Computer and Internet Scams
Computer and internet scams are another frequently reported scam in our community. Offenders may contact you seeking financial gain using the following methods:
- Through a “for sale” or other advertisement posted using one of the many popular websites such as Craigslist, Facebook, and eBay to name a few.
- By searching resume postings.
- Through a breach in your computer’s firewall or internet protection services.
- Keep your computer protected using a reliable virus and firewall prevention software. Many times, your cable service provider provides one free of charge.
- If it seems odd or too good to be true, it probably is.
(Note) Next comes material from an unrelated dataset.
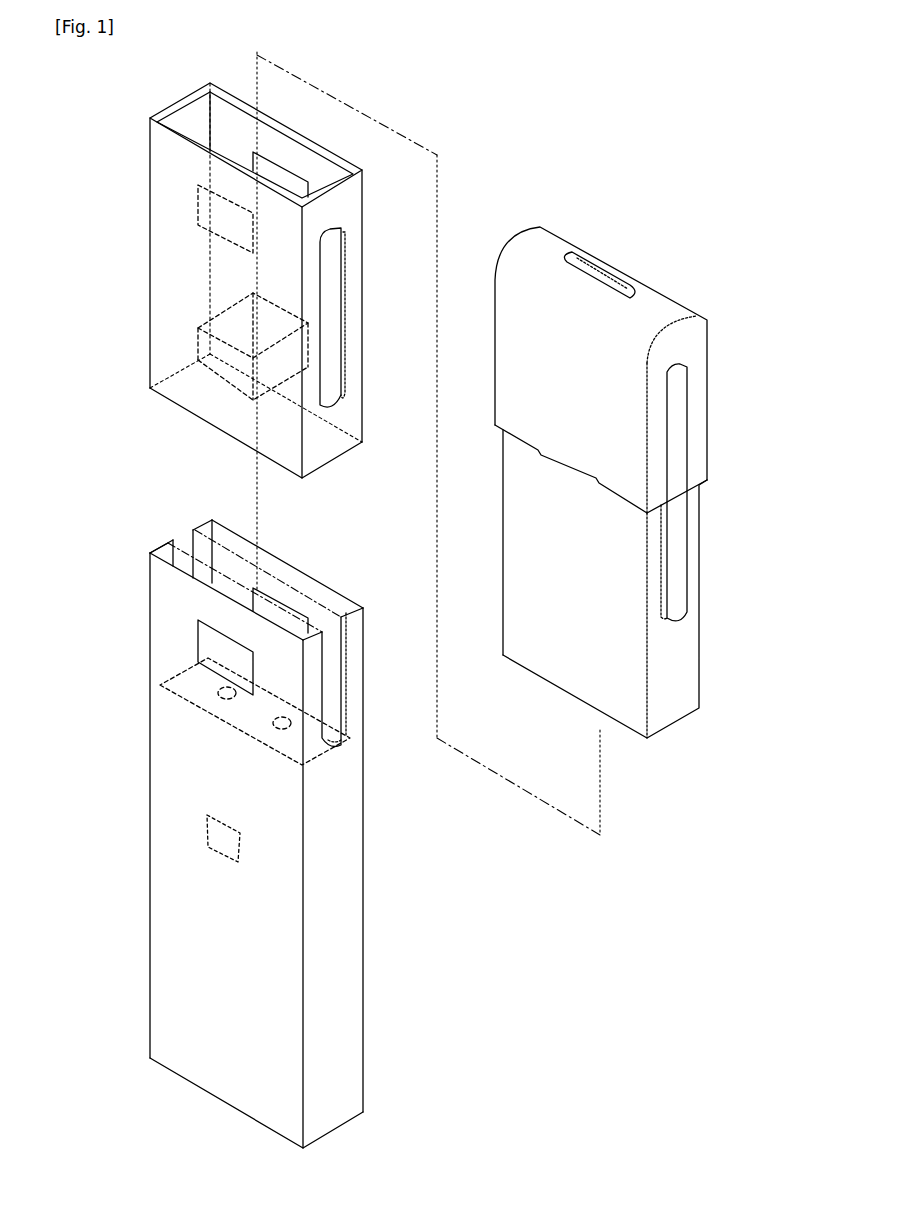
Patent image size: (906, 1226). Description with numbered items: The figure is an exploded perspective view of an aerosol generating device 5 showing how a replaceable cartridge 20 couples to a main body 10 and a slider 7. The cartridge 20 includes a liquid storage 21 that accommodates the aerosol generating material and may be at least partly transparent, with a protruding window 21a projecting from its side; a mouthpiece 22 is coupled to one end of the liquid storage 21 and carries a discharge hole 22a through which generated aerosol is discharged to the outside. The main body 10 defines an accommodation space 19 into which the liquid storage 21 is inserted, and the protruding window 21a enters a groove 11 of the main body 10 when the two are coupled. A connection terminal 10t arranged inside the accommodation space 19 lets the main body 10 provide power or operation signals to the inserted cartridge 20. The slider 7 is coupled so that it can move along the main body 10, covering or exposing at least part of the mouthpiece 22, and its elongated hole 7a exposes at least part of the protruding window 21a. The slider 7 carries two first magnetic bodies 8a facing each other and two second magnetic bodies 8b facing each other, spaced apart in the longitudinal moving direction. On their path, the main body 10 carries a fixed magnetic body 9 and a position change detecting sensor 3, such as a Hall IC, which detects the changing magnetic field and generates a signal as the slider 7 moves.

It is unlikely that a true buyer will send you more money than requested for an item you have listed for sale. These are scams.
- Vet your buyers. If you plan to meet your buyer for an exchange, use a public place such as a police station to make the transaction.
- No legitimate person will ask for payment in the form of Google Play cards, Apple iTunes cards, Green Dot money cards or other like payments.
- Report suspected scams to the police.
Out and About
- When using the many beautiful parks or trails for that morning jog, bike ride or walk, use the buddy system. Plan these activities with friends.
- If going out alone, let someone know your destination and when you will be expected back.
- Make sure your cell phone is charged in the event you need to call 9-1-1 or have an emergency.
- Situational awareness is key. Be aware of your surroundings.Pay attention to who is around you, what they are doing and what activities are going on.
- When walking to your car after work, after shopping, or after a late-night class, have your keys in hand and check the interior of the car before getting in.
- Park in a well-lighted area.
- Try to carry only the amount of cash you will need or use one credit card to make your purchases for that day.
- Do not leave your bag hanging over the back of your chair or unattended. Pick pocketing has made a comeback. Thieves will remove your wallet, take out the credit cards and put the wallet back before you even know it happened. Before you know it, thousands of dollars in merchandise has been purchased using your credit card.
- Play the “What If Game” with your family. “If this happens, we will do this.” Have a designated meeting place when attending a large or crowded event if you are separated.
- Discuss “Stranger Danger” with your children. What will they do if approached by a stranger? What will you do?
- If you must use an ATM, choose one that is located inside an open business. Withdraw only the amount of cash you need.